Dies war wohl der Augenblick, in dem sich viele auf der Insel endgültig "draußen vor der Tür" fühlten. Die Heimkehr des England-Teams stand in England für vieles andere auch. Für die Drei-Löwen-Fans kam noch die Demütigung dazu, beim Turnier drüben überm Kanal in Frankreich ausgerechnet von der kleinsten aller Nationen geschlagen worden zu sein. Immerhin hatten im Laufe der Brexit-Kampagne Austritts-Befürworter gerade Island immer wieder ins Spiel gebracht.
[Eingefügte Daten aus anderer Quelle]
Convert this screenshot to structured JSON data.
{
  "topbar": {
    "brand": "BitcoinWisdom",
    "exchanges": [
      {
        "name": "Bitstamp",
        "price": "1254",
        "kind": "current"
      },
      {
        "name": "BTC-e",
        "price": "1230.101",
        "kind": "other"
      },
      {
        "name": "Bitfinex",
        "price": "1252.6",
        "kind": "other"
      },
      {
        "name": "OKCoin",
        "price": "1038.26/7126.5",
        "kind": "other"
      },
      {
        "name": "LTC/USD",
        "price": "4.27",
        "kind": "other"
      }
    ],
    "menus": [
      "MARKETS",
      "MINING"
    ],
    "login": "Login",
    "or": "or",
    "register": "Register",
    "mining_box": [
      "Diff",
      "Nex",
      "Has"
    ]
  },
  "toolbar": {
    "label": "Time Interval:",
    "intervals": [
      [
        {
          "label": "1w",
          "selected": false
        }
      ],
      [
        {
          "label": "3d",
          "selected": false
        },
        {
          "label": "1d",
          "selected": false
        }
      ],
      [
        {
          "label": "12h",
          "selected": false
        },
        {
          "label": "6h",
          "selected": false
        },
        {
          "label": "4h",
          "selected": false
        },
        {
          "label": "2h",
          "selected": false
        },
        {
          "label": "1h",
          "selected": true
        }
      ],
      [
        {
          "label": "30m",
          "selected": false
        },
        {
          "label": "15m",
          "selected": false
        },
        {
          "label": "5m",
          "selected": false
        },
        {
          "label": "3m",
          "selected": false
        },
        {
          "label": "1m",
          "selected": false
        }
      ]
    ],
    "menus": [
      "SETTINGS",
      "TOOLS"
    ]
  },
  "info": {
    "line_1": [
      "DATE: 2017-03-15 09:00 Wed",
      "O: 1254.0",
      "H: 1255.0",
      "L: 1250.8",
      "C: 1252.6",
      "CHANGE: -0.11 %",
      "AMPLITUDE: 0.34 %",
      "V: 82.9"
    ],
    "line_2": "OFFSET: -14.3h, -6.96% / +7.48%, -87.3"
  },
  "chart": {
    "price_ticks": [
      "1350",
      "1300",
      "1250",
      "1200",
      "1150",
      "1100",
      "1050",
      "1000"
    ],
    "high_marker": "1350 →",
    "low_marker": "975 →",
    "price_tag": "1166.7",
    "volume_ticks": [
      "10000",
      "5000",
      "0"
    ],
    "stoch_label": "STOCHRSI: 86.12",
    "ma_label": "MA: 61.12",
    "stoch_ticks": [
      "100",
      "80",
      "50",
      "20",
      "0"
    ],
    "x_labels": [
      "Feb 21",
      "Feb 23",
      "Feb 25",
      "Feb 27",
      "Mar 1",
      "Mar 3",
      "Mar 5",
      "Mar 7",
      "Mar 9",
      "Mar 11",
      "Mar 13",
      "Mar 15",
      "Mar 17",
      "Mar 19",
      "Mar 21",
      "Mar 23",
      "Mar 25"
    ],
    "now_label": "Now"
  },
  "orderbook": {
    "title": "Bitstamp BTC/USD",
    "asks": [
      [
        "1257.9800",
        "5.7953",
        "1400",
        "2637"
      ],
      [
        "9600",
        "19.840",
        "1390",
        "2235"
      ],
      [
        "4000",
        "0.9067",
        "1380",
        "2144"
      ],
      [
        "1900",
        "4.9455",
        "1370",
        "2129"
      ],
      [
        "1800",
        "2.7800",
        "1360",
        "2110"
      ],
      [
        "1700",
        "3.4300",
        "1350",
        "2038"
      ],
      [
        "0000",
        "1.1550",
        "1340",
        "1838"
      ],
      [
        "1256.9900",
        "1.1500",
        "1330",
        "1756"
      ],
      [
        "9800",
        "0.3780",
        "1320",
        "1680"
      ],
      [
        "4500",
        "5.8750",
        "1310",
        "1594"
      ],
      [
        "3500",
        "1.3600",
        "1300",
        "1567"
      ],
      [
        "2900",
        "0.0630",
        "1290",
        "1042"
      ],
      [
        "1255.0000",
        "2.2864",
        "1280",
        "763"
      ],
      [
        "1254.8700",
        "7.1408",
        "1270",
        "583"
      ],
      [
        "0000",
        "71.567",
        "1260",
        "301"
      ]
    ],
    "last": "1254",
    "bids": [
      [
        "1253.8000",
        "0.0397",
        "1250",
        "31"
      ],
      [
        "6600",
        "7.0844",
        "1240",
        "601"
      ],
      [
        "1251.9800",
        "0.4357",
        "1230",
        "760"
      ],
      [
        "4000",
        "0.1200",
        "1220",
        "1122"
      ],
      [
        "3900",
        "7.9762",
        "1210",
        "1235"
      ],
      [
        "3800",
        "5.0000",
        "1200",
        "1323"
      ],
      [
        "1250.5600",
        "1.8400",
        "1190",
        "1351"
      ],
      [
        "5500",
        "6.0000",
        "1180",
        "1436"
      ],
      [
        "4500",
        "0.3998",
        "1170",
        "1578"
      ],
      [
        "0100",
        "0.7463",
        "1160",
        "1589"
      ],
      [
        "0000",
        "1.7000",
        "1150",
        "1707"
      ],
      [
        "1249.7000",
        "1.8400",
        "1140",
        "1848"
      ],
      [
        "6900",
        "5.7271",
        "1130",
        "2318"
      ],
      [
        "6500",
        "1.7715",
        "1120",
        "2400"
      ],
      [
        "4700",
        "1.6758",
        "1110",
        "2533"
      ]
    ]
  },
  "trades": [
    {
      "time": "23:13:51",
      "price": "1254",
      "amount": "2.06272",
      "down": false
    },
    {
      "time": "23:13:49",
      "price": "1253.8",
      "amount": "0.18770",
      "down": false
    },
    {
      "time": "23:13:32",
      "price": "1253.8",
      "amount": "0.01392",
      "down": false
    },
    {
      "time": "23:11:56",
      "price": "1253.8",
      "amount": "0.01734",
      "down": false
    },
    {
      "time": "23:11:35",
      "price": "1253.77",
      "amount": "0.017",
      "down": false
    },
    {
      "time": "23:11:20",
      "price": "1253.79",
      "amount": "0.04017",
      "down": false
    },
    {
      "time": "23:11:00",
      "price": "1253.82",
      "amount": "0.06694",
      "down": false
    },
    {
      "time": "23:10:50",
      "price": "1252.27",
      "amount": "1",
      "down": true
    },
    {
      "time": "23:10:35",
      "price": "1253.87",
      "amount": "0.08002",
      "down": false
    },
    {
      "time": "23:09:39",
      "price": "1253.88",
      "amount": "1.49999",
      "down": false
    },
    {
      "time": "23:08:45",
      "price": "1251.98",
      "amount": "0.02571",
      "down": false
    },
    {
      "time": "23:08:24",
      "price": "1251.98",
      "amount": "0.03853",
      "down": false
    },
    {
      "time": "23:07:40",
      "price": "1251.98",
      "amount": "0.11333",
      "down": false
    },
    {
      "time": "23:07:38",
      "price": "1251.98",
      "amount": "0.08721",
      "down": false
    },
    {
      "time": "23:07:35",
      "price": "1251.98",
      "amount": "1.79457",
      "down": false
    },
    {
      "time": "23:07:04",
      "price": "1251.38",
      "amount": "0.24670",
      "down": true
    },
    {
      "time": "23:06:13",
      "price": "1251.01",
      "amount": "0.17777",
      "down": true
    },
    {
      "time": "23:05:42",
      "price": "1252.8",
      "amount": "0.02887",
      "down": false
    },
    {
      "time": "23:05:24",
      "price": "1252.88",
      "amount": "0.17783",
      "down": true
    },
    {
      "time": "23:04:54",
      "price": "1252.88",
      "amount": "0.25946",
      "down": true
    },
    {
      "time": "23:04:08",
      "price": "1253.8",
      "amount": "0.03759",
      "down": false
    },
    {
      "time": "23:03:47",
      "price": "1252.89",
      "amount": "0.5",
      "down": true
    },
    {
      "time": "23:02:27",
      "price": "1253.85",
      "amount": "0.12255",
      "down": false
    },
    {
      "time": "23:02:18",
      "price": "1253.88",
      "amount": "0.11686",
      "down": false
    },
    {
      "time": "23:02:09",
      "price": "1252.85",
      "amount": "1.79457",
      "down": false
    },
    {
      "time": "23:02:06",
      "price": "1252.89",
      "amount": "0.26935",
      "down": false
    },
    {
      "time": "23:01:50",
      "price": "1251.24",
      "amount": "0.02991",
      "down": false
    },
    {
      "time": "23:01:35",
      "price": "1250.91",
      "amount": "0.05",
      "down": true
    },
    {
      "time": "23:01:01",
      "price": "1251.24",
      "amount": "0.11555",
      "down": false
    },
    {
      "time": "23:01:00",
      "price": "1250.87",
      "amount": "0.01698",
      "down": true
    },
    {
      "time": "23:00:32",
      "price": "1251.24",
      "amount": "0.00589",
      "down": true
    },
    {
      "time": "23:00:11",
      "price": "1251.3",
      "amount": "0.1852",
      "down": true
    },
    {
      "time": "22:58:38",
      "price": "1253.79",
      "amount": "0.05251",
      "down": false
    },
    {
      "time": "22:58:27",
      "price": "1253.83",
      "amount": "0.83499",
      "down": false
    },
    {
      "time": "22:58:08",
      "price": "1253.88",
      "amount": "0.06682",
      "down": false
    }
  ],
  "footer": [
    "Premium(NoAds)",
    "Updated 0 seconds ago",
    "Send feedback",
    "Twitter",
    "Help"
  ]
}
Sie hatten wieder und wieder argumentiert, dass Großbritannien "kein Winzling wie Island" und "auch keine Schweiz" sei, sondern eine mächtige Nation. "Mit uns können sie nicht so umspringen", erklärten kurz vorm Referendum in einem Pub in Hammersmith in West-London stolz zwei junge Pro-Brexit-Studenten. "Wir sind die fünfstärkste Wirtschaftsmacht der Welt." Mittlerweile, da die Märkte ins Rutschen gekommen sind, soll Großbritannien diesen Rang allerdings bereits eingebüßt haben. Islands unvorhergesehener Triumph in Lille aber vermehrt nur die Ernüchterung und Konfusion, die große Teile des Vereinigten Königreichs diese Woche befallen hat.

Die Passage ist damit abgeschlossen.